Early returns are not expected before midnight and results from the large cities will not be known before tomorrow morning. Under the Israeli system, mayors stand for election as individuals while town councils are selected from party lists. Laborite Mayor Teddy Kollek of Jerusalem, whose popularity is attested to by the fact that he has held that office for 18 years, is expected to win re-election by a large majority against his Likud opponent, Shlomo Tussia-Cohen.

But the outcome of the voting for the Jerusalem City Council is less clear cut. Voters who support Likud in national elections are expected to back that party in the council. There is a similar situation in Tel Aviv where the popular Mayor Shlomo Lehat of Likud is considered sure of re-election but may not carry Likud candidates for the city council with him.

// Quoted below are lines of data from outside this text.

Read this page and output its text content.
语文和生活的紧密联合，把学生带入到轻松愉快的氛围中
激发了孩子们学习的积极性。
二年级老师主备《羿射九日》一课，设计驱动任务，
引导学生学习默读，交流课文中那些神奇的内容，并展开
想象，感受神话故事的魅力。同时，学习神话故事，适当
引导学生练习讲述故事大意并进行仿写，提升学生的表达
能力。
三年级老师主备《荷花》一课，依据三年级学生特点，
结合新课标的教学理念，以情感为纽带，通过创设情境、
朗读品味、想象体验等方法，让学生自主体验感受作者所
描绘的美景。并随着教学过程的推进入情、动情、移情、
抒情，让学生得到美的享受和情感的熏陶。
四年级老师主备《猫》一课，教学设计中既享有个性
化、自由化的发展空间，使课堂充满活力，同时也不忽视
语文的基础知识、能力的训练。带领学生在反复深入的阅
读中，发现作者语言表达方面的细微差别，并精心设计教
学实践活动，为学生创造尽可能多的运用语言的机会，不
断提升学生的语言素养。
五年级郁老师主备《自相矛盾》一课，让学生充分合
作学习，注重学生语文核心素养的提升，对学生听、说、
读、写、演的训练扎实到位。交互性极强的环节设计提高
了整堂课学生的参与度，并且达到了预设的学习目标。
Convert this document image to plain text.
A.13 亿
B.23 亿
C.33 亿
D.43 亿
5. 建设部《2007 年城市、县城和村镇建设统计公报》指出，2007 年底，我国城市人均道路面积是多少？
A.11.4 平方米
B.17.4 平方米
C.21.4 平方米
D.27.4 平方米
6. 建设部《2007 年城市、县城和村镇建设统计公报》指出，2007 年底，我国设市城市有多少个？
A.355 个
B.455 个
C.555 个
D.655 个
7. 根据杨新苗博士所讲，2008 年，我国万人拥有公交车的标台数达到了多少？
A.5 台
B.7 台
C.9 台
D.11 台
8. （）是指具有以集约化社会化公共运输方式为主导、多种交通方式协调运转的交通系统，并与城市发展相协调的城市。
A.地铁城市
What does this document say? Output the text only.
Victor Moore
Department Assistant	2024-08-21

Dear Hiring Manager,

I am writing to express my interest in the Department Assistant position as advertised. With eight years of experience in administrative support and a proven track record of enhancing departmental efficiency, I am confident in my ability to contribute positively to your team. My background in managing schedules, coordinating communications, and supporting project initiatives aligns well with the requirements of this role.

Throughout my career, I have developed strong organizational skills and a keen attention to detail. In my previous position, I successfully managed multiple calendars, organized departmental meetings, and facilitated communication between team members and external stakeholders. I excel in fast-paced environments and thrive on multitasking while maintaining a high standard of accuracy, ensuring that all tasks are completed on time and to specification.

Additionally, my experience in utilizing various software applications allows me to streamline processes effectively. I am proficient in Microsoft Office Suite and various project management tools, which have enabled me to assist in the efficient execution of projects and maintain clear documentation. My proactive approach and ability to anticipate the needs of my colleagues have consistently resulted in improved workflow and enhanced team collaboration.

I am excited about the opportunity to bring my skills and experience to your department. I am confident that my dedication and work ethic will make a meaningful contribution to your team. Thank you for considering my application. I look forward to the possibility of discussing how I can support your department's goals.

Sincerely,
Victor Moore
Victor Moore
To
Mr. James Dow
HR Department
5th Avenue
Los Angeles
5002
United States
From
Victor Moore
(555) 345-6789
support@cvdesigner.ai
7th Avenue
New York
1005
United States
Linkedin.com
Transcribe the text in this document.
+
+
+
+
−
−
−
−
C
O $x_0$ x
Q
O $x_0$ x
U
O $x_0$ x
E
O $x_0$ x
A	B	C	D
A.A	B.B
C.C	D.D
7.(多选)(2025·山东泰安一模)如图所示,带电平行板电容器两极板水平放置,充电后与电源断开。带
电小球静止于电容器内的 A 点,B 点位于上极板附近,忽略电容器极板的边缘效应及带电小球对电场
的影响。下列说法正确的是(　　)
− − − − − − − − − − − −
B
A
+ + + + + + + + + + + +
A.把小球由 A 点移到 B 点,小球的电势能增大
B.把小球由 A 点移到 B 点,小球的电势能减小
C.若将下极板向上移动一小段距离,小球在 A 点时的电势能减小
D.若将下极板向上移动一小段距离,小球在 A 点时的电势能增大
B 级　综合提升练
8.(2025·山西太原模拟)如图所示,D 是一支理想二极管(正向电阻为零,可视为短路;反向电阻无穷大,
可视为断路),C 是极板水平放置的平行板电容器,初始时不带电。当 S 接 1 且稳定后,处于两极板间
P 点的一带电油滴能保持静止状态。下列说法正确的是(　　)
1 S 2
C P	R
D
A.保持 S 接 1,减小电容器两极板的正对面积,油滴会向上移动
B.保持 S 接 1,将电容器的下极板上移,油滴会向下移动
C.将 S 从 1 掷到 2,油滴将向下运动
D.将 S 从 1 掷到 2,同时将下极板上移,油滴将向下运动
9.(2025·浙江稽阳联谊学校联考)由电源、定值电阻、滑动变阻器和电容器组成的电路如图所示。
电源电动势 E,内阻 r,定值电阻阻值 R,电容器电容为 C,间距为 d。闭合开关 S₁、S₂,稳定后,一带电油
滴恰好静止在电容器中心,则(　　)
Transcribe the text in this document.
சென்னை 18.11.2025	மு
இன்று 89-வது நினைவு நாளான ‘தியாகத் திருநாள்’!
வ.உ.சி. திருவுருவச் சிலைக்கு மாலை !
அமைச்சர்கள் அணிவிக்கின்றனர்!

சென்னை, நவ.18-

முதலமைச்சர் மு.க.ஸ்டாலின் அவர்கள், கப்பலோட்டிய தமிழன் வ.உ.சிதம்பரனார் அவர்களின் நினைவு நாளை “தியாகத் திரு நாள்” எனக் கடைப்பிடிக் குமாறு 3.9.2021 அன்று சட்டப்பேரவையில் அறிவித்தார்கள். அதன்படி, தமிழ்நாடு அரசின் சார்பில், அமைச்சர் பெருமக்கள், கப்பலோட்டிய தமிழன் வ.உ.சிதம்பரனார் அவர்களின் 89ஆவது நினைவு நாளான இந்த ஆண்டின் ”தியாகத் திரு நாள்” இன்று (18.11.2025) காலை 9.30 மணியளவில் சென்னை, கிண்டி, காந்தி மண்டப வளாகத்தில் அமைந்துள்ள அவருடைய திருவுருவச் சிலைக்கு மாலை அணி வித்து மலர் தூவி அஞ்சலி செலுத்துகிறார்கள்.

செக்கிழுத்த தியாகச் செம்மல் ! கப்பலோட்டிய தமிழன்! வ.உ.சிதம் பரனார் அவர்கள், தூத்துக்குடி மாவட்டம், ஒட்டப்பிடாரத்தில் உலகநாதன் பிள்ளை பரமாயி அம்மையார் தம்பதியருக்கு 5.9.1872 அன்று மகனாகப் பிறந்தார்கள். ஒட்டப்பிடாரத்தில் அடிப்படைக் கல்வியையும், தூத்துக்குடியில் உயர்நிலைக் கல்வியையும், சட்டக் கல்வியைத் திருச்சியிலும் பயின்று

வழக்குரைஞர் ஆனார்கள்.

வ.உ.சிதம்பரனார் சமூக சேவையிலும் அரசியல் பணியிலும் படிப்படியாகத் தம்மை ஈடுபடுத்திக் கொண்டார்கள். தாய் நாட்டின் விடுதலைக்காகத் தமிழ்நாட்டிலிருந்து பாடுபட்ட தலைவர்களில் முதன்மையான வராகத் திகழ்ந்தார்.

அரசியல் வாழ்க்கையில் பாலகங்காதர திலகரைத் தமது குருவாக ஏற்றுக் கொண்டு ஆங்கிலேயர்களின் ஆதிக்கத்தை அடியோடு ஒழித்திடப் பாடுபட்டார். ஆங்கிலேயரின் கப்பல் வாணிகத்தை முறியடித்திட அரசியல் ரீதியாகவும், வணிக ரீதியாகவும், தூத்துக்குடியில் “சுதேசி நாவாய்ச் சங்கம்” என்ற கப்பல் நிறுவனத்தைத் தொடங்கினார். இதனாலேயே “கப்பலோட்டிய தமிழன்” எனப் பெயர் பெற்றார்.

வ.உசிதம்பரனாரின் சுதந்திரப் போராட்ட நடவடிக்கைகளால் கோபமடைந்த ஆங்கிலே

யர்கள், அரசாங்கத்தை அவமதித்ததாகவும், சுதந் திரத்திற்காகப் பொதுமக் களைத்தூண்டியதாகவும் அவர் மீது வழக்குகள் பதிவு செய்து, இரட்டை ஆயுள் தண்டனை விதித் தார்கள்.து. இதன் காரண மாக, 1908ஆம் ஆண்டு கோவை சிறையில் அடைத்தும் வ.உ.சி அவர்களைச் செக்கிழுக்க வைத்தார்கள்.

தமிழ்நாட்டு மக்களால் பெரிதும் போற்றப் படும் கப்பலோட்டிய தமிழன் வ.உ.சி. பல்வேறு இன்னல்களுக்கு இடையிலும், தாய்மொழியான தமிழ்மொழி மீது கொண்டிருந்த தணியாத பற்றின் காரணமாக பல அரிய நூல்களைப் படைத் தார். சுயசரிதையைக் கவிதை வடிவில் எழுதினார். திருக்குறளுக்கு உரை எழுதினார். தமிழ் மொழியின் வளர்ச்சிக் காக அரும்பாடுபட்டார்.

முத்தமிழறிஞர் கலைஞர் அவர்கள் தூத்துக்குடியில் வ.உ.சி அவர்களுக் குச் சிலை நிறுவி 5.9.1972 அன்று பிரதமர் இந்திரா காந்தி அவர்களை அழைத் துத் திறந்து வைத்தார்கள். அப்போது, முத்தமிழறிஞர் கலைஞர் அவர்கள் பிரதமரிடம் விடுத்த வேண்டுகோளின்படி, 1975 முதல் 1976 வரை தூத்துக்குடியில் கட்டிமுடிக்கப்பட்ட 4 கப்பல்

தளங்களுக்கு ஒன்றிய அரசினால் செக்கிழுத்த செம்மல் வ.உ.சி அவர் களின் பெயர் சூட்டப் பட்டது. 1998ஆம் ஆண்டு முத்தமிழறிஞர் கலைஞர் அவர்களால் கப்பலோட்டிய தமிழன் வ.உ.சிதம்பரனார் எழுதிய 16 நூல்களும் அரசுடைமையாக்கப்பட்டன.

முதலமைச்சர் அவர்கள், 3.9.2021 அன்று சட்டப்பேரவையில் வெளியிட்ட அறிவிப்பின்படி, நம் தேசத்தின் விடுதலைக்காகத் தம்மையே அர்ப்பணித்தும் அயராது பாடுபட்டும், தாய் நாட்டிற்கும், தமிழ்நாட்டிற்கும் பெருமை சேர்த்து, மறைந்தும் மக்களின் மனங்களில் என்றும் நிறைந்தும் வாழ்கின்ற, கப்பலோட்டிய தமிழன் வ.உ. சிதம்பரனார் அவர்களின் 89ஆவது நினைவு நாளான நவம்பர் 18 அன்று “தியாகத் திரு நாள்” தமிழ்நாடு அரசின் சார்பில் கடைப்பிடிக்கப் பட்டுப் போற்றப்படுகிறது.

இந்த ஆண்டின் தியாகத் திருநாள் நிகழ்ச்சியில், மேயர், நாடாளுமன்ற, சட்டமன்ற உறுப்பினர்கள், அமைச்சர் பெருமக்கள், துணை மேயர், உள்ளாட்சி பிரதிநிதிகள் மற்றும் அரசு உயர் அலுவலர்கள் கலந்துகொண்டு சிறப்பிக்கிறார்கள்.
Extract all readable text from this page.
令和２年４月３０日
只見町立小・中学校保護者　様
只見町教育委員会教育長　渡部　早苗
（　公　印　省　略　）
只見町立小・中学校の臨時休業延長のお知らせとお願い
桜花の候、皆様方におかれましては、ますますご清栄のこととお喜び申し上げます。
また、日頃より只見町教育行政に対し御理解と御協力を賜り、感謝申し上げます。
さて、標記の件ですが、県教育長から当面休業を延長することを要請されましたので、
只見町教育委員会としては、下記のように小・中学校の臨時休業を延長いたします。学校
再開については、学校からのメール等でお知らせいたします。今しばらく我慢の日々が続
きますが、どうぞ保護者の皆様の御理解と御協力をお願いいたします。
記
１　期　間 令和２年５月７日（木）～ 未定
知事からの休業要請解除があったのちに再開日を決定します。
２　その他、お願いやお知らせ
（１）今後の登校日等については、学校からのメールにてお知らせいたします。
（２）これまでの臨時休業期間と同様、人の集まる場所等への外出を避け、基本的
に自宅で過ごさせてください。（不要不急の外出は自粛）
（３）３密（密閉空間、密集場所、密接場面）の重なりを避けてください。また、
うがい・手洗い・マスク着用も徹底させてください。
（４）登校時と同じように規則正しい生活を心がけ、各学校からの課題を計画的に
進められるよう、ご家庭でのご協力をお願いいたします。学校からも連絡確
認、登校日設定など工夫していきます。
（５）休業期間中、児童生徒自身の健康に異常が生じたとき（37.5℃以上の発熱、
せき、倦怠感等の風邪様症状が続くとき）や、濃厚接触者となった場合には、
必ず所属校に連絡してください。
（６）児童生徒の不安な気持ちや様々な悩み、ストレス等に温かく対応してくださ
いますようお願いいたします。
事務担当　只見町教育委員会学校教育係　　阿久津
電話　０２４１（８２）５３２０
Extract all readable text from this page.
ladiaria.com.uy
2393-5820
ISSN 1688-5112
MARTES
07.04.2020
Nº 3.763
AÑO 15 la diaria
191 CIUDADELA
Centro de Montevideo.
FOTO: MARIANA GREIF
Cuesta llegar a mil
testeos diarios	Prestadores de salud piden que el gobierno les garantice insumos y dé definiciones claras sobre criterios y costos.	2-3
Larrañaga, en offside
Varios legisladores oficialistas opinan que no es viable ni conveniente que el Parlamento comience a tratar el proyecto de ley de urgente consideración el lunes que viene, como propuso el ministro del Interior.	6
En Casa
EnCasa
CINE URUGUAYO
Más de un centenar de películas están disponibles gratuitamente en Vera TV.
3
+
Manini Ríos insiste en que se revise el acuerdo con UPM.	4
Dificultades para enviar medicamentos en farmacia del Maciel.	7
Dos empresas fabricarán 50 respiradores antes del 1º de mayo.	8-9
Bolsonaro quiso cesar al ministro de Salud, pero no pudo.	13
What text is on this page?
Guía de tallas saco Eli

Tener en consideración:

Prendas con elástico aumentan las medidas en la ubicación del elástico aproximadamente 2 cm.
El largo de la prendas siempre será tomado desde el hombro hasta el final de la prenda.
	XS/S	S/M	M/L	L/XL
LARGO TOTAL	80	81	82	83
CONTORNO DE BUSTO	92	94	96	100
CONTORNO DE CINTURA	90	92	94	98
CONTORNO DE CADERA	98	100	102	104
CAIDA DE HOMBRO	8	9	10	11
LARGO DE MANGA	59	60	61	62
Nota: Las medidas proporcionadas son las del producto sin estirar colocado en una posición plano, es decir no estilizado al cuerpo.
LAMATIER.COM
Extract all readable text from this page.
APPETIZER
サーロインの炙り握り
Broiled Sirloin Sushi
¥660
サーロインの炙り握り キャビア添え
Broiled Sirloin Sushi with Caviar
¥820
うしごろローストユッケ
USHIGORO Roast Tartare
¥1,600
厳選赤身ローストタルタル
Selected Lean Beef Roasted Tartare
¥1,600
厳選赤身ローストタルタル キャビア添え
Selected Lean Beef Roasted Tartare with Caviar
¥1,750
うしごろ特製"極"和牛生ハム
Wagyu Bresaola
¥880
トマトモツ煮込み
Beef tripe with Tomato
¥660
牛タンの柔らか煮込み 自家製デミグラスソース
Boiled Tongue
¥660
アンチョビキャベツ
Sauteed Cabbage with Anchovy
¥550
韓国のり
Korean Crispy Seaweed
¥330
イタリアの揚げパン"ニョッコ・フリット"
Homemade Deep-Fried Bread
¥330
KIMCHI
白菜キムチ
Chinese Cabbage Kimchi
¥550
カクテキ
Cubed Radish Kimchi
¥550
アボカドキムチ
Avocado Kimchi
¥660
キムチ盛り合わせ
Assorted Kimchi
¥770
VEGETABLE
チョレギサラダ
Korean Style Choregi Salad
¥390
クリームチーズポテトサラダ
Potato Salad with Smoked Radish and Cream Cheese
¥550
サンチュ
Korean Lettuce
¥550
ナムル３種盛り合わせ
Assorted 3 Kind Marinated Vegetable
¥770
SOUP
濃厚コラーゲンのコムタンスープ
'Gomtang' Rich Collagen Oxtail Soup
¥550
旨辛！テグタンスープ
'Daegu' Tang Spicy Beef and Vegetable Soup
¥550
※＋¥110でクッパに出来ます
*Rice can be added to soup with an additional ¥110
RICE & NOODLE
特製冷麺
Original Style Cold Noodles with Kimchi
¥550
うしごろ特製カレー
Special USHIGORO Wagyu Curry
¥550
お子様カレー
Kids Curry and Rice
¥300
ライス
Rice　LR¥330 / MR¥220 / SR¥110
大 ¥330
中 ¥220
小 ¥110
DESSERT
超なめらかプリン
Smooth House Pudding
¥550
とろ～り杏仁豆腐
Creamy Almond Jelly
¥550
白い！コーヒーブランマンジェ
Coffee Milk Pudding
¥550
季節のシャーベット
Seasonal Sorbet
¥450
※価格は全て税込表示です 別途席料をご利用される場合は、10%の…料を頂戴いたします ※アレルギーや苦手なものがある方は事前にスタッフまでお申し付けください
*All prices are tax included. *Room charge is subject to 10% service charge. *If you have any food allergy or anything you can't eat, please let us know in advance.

Political pundits believe that the local council results are likely to reflect popular resentment over the economic situation, to the detriment of Likud. In that event, Labor is bound to trumpet its own successes and Likud’s expected reverses as an expression of the nation’s collective desire for a change of government.

Likud, of course, is expected to argue that-mid-tem elections usually reflect dissatisfaction with the party in power and are no indication of the outcome of national elections. The next Knesset elections are due in the fall of 1985, which is enough time, the government believes, to pull the country out of its present economic crisis.


There is no balloting today in the West Bank and Gaza Strip. Jewish settlements in those territories do not have elected councils. Arab towns, where Jordanian or Egyptian law still applies, do not participate in Israeli municipal elections.

But in Arab towns in Israel proper, 357 lists are competing for the support of the 170,000 registered Arab voters. The number of Israeli Arabs registered to vote represents a 35 percent increase since the 1978 municipal elections.

About 65,000 Arabs are eligible to vote in East Jerusalem but no more than 20 percent are expected to cast ballots. Palestinian nationalist elements have urged the population to boycott the polls on grounds that to vote implied recognition of Israel’s sovereignty over East Jerusalem.

The fact that the Knesset declared election day a workers holiday, combined with fine weather, drew thousands of Israeli families to the beaches and countryside. The Knesset’s decision was widely criticized by the Labor opposition which noted that the holiday would cost the economy some $300 million at a time of severe economic troubles.

President Chaim Herzog took no official position in the dispute. However, after casting his vote in Herzlia today he told reporters that he planned to work “and whoever wishes to draw conclusions is welcome to do so.”